DCWS connected with San Diego-based rock artist, Christopher Sluka, who recently presented his new album, “Colorful Radiation”. During the exclusive interview we inquired about Sluka's creative process when developing songs, what he enjoys and hates most about being an artist and much more.
Tell us about your new single "Number One". What does the song represent for you and what do you hope that those who listen to it for the first time take away from it?
I'm fascinated by how groups of human beings throughout history have a strong desire to get together and strive to proclaim themselves "Number One," similar to the Queen song "We are the Champions." However, in this case, not just to sports teams, but political parties, nations, cities, and especially religions... this sense that "God is on our side" and we are somehow the "chosen people."
Describe your creative process in relation to developing songs. Do you write lyrics first and then figure out the instrumentation?
The good ones just come to me. If I think about it too much it never works. And you must be willing to sound terrible in order to experiment and discover something new.

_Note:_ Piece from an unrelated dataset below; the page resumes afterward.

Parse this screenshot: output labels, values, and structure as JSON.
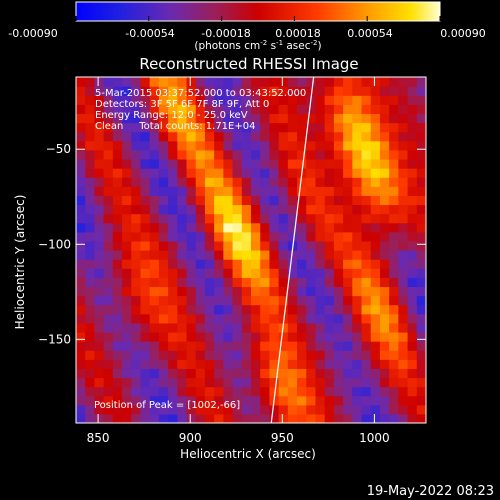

What do you enjoy most about being an artist?
It is a wonderful feeling when an inspiration all comes together, very fulfilling.

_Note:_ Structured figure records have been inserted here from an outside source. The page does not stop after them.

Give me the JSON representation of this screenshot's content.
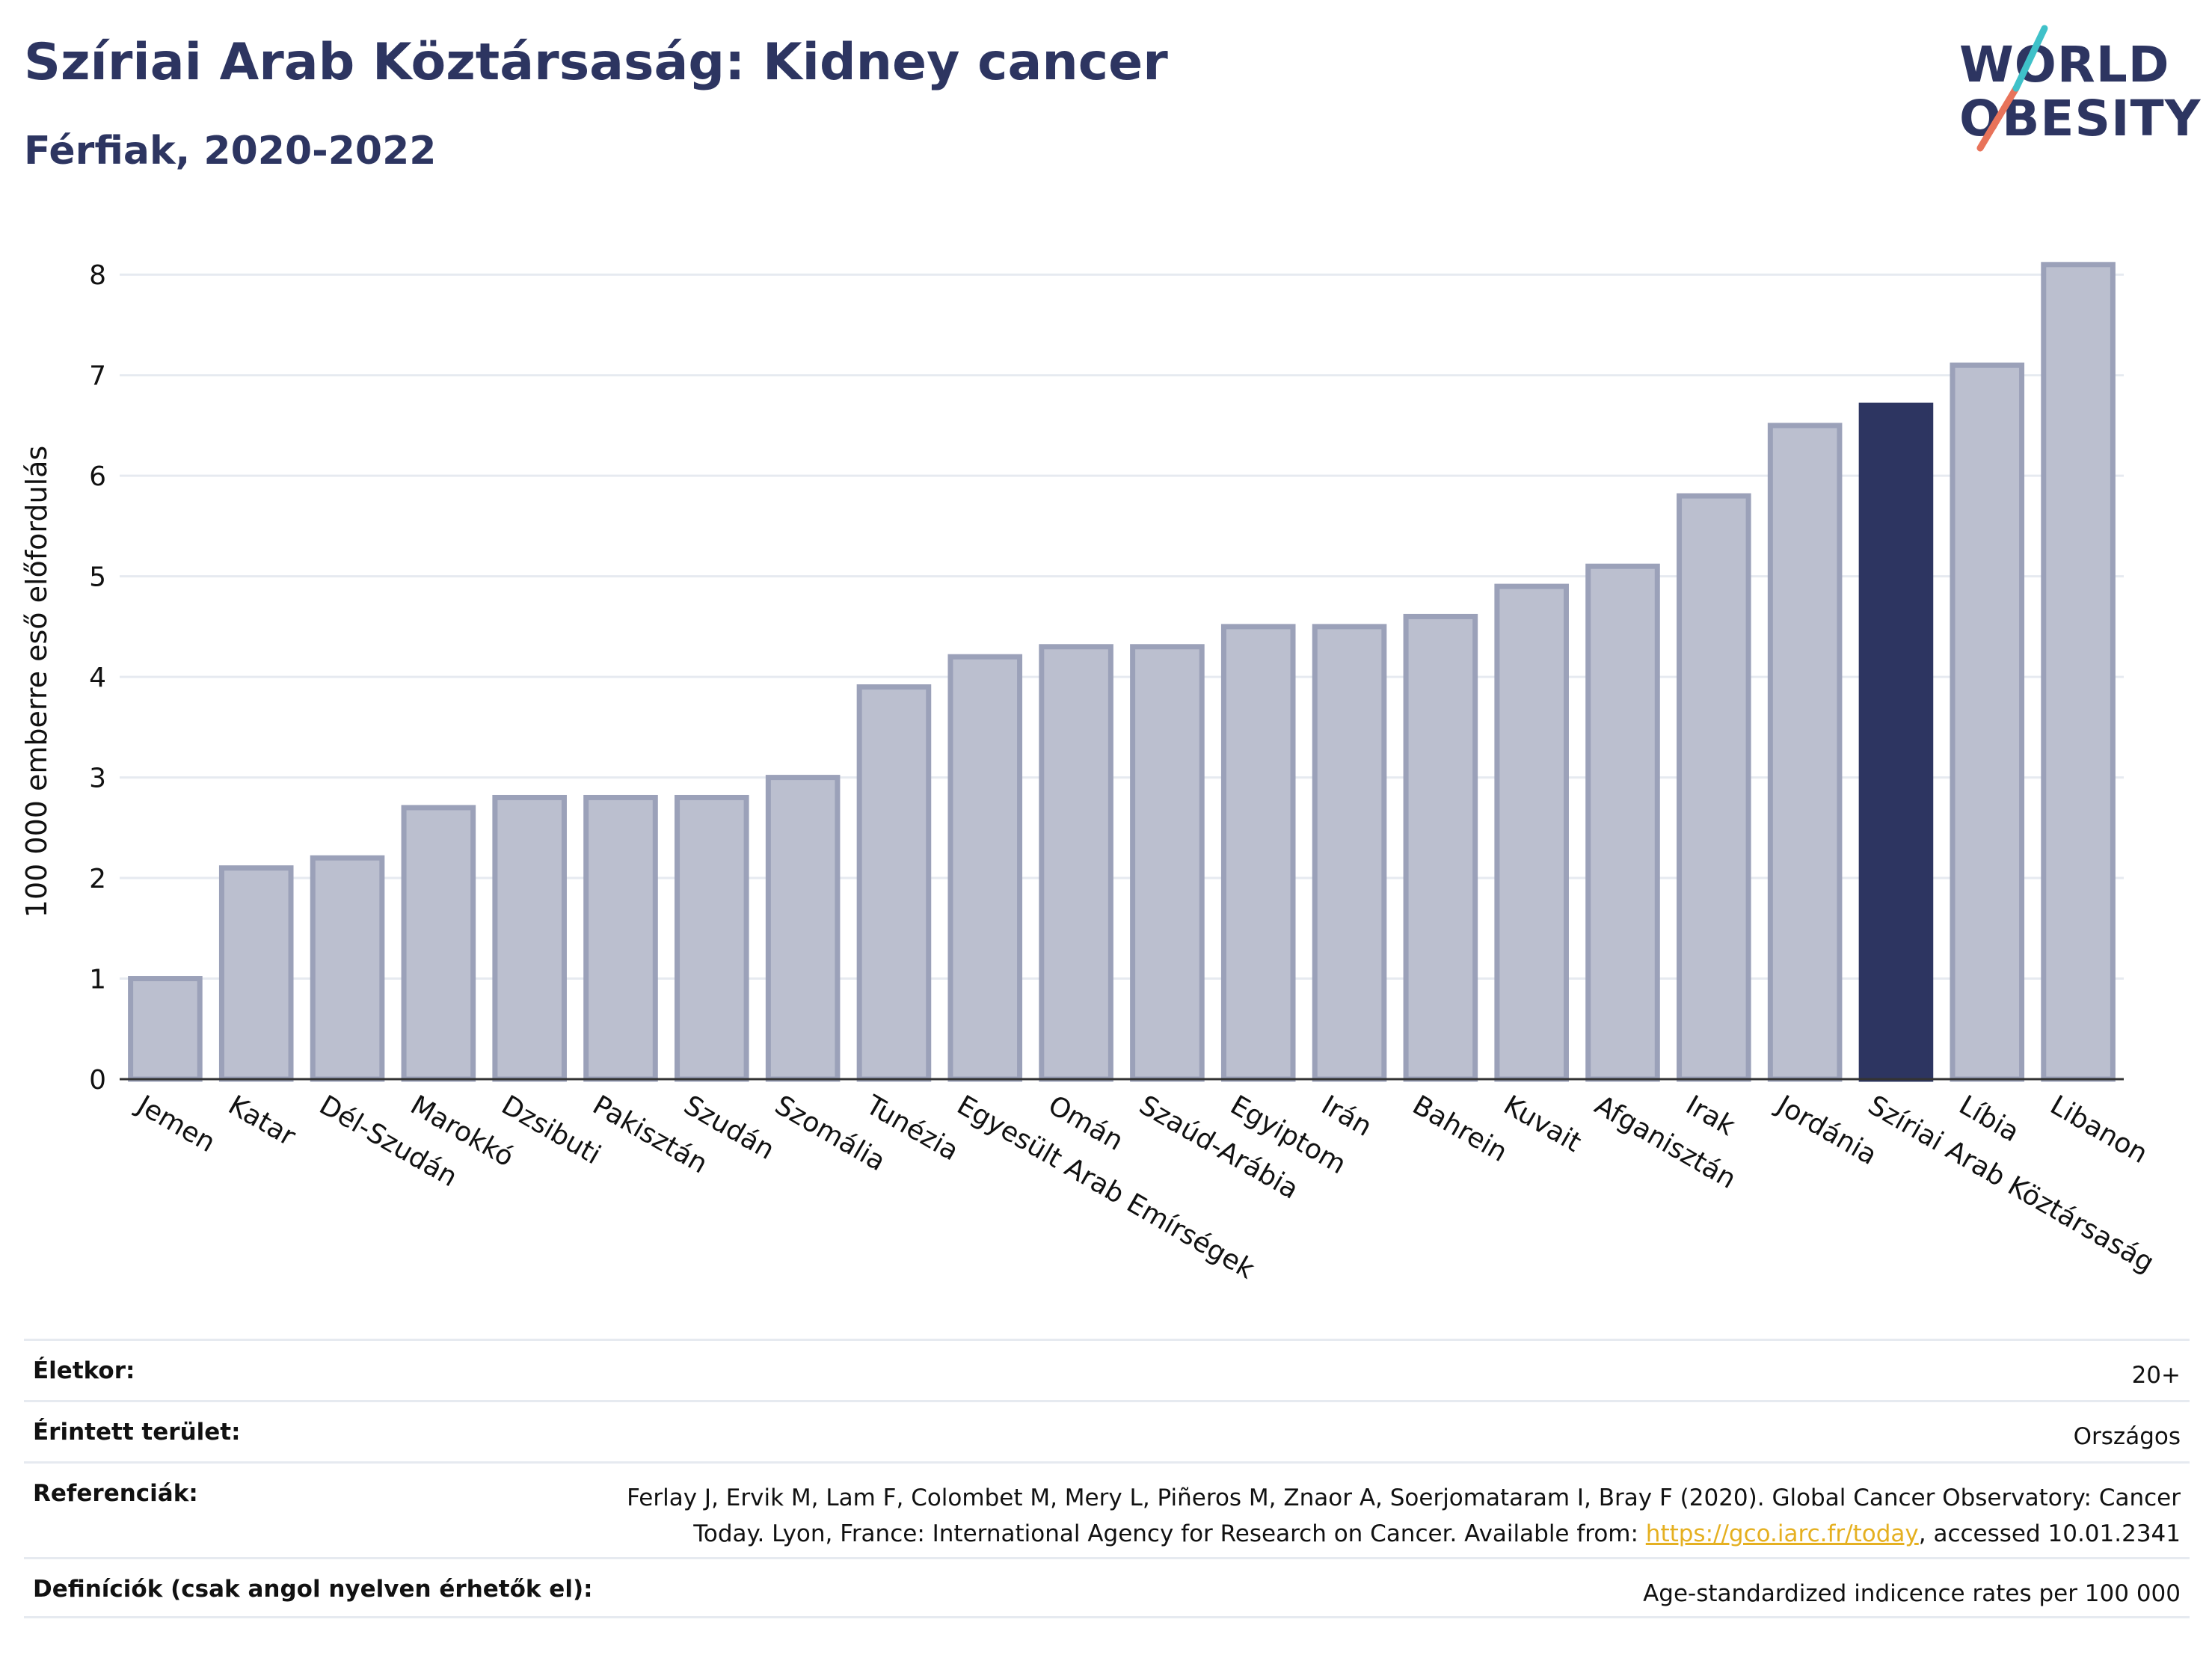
{
  "header": {
    "title": "Szíriai Arab Köztársaság: Kidney cancer",
    "subtitle": "Férfiak, 2020-2022"
  },
  "logo": {
    "line1": "WORLD",
    "line2": "OBESITY"
  },
  "colors": {
    "bar": "#bbbfcf",
    "bar_border": "#9ba1b9",
    "highlight": "#2d3561",
    "grid": "#e6eaf0",
    "text": "#2d3561",
    "logo_teal": "#3fc1c9",
    "logo_coral": "#e8735a"
  },
  "chart_data": {
    "type": "bar",
    "ylabel": "100 000 emberre eső előfordulás",
    "xlabel": "",
    "ylim": [
      0,
      8.5
    ],
    "yticks": [
      0,
      1,
      2,
      3,
      4,
      5,
      6,
      7,
      8
    ],
    "grid": true,
    "highlight": "Szíriai Arab Köztársaság",
    "categories": [
      "Jemen",
      "Katar",
      "Dél-Szudán",
      "Marokkó",
      "Dzsibuti",
      "Pakisztán",
      "Szudán",
      "Szomália",
      "Tunézia",
      "Egyesült Arab Emírségek",
      "Omán",
      "Szaúd-Arábia",
      "Egyiptom",
      "Irán",
      "Bahrein",
      "Kuvait",
      "Afganisztán",
      "Irak",
      "Jordánia",
      "Szíriai Arab Köztársaság",
      "Líbia",
      "Libanon"
    ],
    "values": [
      1.0,
      2.1,
      2.2,
      2.7,
      2.8,
      2.8,
      2.8,
      3.0,
      3.9,
      4.2,
      4.3,
      4.3,
      4.5,
      4.5,
      4.6,
      4.9,
      5.1,
      5.8,
      6.5,
      6.7,
      7.1,
      8.1
    ]
  },
  "info": {
    "age_label": "Életkor:",
    "age_value": "20+",
    "area_label": "Érintett terület:",
    "area_value": "Országos",
    "refs_label": "Referenciák:",
    "refs_text_1": "Ferlay J, Ervik M, Lam F, Colombet M, Mery L, Piñeros M, Znaor A, Soerjomataram I, Bray F (2020). Global Cancer Observatory: Cancer",
    "refs_text_2": "Today. Lyon, France: International Agency for Research on Cancer. Available from: ",
    "refs_link": "https://gco.iarc.fr/today",
    "refs_text_3": ", accessed 10.01.2341",
    "defs_label": "Definíciók (csak angol nyelven érhetők el):",
    "defs_value": "Age-standardized indicence rates per 100 000"
  }
}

What frustrates you the most about being an artist?
It is a horrible feeling when an inspiration doesn't come together, very exasperating.
How would you say that your latest release "Colorful Radiation" is different than your prior albums?

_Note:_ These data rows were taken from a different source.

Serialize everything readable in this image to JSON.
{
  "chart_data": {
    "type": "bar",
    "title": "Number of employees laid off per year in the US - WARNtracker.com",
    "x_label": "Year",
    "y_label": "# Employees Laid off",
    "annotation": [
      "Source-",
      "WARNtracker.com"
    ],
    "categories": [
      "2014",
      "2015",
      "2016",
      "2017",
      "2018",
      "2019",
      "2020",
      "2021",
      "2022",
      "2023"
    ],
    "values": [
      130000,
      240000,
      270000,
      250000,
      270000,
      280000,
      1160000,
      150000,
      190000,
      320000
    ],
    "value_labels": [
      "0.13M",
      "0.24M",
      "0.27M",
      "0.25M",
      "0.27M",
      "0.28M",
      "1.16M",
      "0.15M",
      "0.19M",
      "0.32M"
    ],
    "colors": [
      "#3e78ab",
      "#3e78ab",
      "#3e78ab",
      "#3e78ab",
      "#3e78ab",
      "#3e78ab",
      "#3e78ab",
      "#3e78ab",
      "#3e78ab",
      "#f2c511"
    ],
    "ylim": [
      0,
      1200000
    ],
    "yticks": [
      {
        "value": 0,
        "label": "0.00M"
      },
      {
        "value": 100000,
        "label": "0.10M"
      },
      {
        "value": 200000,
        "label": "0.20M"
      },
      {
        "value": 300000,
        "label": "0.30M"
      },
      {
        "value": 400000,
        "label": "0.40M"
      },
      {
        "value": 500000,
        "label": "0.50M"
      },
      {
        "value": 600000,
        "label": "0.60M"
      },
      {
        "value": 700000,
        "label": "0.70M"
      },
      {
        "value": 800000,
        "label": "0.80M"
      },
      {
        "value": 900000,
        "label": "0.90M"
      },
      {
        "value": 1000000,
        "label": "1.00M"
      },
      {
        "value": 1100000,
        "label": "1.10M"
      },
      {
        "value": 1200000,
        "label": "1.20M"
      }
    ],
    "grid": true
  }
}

Not only did all the songs come to me melodically & lyrically, but also the arrangements, in a very short time, about three weeks. I could hear everything in my head very much like how a song gets stuck in your head, only in this case they were original songs. And they came to me in the order of the album, like chapters in a book, to tell a cohesive and emotional story that I hope resonates with an audience, and may become something they turn to for sustenance throughout their lives.
As someone who has traveled across the world, what's your favorite city to visit or a place you'd want to end up living?
I've always been drawn back to Venice every few years. I speak a little Italian and I love the food. But as much as I love traveling, and I've lived many years of my life abroad, when away for long periods, I still find myself missing the ideals of America, the aspirations for innovation, creativity, and the pursuit of knowledge and happiness.